The consequences of these changes include, with some variability, all of the following:
Breakdown of family support systems
Withdrawal of friends
Physical deterioration
Isolation
Substance Abuse
Unemployment
Increased health risk
Increased risk of repeat hospitalization
Prevention
Helmets, seat belts, airbags, and car seats have been proven to reduce TBI incidents and death (31). Brain injury is the leading cause of death in bicycle incidents. Between 70% and 80% of all fatal bicycle crashes involve brain injuries (29). If everyone wore a helmet when riding a bicycle, then one death every day could be prevented as well as one brain injury every four minutes (29). Wearing bicycle helmet regularity is the single most effective protection against brain injury (27). Every dollar spent on a bike helmet saves society $30 in direct medical costs and other costs to society (28). In addition to riding a bicycle, the proper use of a helmet when riding a scooter could reduce brain injuries by 85% (32)

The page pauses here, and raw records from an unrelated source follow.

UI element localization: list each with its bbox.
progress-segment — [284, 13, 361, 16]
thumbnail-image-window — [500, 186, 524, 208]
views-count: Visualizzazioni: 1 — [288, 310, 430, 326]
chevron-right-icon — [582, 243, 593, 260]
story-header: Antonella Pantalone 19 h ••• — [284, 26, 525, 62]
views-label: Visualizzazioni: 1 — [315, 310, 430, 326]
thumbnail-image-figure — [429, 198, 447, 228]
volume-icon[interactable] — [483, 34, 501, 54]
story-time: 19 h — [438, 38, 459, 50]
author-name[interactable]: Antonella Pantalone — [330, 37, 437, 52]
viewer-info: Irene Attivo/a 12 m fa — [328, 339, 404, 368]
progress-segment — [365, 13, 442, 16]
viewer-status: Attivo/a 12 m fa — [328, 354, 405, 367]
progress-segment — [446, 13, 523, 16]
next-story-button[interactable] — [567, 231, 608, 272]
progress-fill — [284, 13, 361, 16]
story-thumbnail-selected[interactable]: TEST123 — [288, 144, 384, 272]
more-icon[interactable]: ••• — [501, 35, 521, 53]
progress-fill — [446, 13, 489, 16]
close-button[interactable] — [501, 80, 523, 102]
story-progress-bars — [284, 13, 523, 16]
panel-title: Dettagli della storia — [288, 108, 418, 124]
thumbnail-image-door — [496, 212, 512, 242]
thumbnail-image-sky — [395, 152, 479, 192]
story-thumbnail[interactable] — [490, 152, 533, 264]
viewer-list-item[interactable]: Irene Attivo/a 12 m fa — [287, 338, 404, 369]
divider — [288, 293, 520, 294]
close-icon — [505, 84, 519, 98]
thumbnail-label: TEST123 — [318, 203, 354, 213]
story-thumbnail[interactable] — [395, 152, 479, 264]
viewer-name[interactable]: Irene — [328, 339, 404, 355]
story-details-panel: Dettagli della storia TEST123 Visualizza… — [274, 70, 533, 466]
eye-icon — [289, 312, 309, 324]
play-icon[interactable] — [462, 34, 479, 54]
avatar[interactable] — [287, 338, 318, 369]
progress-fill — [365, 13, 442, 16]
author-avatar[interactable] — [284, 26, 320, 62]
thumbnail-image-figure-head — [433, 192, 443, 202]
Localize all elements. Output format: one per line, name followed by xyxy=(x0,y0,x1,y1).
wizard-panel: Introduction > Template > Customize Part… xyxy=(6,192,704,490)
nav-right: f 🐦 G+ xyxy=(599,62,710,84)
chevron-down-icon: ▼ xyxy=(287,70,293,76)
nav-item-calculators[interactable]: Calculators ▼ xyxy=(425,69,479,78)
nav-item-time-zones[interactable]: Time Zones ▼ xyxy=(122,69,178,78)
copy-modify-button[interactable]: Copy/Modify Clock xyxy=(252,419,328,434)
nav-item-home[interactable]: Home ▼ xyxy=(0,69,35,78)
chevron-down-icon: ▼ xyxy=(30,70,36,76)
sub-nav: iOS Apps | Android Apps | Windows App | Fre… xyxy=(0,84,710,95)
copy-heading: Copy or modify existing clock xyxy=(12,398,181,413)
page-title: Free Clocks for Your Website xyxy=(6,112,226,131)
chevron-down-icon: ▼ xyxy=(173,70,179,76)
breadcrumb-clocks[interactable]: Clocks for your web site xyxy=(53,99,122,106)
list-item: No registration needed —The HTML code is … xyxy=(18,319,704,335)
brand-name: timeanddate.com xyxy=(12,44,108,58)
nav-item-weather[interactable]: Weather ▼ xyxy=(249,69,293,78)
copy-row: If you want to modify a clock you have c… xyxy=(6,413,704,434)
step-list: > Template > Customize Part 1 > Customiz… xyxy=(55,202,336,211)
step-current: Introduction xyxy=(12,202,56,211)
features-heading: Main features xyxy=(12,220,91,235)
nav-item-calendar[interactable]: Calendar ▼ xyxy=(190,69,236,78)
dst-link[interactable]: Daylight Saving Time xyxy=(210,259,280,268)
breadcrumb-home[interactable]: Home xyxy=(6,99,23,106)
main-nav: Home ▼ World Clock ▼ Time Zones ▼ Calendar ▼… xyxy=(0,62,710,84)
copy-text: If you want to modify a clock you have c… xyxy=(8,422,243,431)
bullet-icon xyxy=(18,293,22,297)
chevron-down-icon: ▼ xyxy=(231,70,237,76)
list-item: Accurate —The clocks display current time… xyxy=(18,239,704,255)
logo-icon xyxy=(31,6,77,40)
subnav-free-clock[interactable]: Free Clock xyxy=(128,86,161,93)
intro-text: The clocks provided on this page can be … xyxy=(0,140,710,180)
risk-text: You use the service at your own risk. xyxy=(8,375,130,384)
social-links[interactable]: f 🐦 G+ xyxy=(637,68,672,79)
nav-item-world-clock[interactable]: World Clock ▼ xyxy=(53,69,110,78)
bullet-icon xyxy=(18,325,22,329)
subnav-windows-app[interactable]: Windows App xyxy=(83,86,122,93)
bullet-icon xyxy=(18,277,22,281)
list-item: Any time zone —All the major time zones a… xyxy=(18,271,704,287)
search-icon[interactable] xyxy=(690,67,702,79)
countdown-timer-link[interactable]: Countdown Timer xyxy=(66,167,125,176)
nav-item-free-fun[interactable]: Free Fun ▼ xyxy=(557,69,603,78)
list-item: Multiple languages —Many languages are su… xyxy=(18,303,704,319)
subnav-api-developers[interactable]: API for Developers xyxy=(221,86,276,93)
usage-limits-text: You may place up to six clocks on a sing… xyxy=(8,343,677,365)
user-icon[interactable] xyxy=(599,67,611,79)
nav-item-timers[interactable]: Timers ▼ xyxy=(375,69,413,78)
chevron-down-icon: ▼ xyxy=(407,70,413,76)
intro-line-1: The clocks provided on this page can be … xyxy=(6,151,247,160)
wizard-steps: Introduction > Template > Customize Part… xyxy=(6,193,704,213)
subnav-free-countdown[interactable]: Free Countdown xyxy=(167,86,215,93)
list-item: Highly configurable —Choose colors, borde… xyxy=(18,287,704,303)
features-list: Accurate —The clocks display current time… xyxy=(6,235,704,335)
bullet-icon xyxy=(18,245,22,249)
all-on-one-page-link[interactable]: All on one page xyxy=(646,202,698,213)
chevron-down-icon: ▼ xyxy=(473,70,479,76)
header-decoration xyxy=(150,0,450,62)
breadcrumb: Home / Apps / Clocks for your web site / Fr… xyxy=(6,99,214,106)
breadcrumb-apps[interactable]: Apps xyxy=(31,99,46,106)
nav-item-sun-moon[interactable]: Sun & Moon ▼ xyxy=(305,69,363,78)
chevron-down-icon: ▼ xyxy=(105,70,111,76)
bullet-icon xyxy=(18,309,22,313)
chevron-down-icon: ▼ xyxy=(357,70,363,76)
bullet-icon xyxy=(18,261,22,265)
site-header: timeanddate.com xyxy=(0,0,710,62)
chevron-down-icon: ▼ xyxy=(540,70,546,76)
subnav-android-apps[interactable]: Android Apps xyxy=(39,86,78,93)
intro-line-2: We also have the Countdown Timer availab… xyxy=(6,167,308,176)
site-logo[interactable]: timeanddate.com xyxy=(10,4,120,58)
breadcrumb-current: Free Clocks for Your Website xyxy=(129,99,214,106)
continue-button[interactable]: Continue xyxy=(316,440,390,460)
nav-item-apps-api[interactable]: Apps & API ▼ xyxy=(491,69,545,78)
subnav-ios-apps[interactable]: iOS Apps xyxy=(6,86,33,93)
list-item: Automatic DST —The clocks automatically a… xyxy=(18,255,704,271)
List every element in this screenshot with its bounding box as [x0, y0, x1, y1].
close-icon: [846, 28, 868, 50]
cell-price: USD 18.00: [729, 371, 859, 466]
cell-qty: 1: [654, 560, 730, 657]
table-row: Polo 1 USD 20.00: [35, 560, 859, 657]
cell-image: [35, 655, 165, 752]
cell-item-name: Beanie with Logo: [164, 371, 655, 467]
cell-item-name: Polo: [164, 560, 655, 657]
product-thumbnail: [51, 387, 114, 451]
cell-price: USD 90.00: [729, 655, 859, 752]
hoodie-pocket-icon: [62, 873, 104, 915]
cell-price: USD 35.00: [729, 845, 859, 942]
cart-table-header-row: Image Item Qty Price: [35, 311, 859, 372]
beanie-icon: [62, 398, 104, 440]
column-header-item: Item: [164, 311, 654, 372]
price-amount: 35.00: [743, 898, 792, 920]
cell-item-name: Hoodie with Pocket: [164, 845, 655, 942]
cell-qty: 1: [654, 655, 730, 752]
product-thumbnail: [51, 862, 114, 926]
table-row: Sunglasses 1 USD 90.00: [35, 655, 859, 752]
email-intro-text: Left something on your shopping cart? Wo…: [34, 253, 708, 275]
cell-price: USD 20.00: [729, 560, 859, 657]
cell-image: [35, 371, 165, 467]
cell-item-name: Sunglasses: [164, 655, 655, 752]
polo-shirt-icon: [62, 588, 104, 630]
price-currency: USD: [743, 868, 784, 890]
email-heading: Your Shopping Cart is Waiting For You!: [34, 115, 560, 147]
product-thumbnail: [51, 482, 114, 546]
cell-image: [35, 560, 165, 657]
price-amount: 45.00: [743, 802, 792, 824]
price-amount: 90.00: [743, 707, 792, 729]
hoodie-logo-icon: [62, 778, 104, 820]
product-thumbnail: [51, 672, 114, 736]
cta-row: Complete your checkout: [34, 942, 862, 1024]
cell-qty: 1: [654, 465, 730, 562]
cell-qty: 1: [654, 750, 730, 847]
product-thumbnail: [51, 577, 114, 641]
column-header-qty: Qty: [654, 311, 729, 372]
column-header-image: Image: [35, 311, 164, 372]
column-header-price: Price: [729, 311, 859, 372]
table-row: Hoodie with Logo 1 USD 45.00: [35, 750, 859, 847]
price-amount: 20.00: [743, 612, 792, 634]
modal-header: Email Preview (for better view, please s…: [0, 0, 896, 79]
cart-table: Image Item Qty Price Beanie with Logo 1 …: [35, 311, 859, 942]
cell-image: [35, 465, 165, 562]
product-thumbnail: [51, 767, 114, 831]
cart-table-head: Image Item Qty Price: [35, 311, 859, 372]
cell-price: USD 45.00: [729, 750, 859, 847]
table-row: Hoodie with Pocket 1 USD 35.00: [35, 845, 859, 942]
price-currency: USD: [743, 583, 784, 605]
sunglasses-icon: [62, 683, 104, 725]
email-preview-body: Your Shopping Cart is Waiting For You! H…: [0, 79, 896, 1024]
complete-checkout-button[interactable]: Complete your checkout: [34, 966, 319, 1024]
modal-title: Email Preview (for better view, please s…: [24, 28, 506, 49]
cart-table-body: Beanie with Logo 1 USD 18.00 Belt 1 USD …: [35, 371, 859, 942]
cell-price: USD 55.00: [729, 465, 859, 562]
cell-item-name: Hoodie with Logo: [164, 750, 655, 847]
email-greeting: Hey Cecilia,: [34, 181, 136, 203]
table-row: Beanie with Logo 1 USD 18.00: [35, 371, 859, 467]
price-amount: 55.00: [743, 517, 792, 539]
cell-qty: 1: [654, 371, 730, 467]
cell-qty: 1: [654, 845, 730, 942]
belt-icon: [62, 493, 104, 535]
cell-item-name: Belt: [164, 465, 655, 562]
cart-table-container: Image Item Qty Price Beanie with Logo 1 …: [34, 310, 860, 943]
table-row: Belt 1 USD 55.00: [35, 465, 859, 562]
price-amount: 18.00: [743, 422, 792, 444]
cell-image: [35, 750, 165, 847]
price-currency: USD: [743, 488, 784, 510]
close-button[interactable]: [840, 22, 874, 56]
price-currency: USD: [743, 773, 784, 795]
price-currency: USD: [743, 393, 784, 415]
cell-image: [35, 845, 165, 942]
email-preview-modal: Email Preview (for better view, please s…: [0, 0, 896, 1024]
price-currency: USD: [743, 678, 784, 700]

Proper Helmet Usage for every time you ride a bicycle, scooter or in-line skates(28):
Wear a bicycle helmet that meets or exceeds the safety standards developed by the U.S. Consumer Product Safety Commission.
A helmet should sit on top of your head in a level position, and it should not rock forward and backward or side to side.
The helmet straps must always be buckled but not too tightly.
Ensure proper bike fit by bringing the child along when shopping for a bike.
Buy a bicycle that is the right size for the child, not one he will grow into.
When sitting on the seat, the child's feet should touch the ground.
An astounding 80 percent of police-reported motorcycle crashes result in injury or death to involved riders. Motorcycle rider fatalities have increased each year since reaching a historic low of 2,116 fatalities in 1997 to 4,008 in 2004, an increase of 89 percent (33).
Data for 2004 shows that motorcycle rider fatalities increased for every age group, with the largest number of fatalities in the 20-29 and the 40 and over age groups. About two-thirds of the fatally injured motorcycle riders were not wearing helmets in States without universal helmet laws compared to 15 percent in States with universal helmet laws. Alcohol-related crashes killed over 1,500 motorcyclists in 2004, which is a 1 percent increase from 2003 (33).
Brain injury is the leading cause of death in motorcycle crashes. A recent NHTSA study estimates that helmets saved the lives of 1,546 motorcyclists in 2005. If all motorcyclists had worn helmets, an additional 728 lives could have been saved. Helmets are estimated to be 37% effective in preventing fatal injuries to motorcyclists. This translates to: for every 100 motorcyclists killed in crashes while not wearing a helmet, 37 of them could have been saved had all 100 worn helmets (34).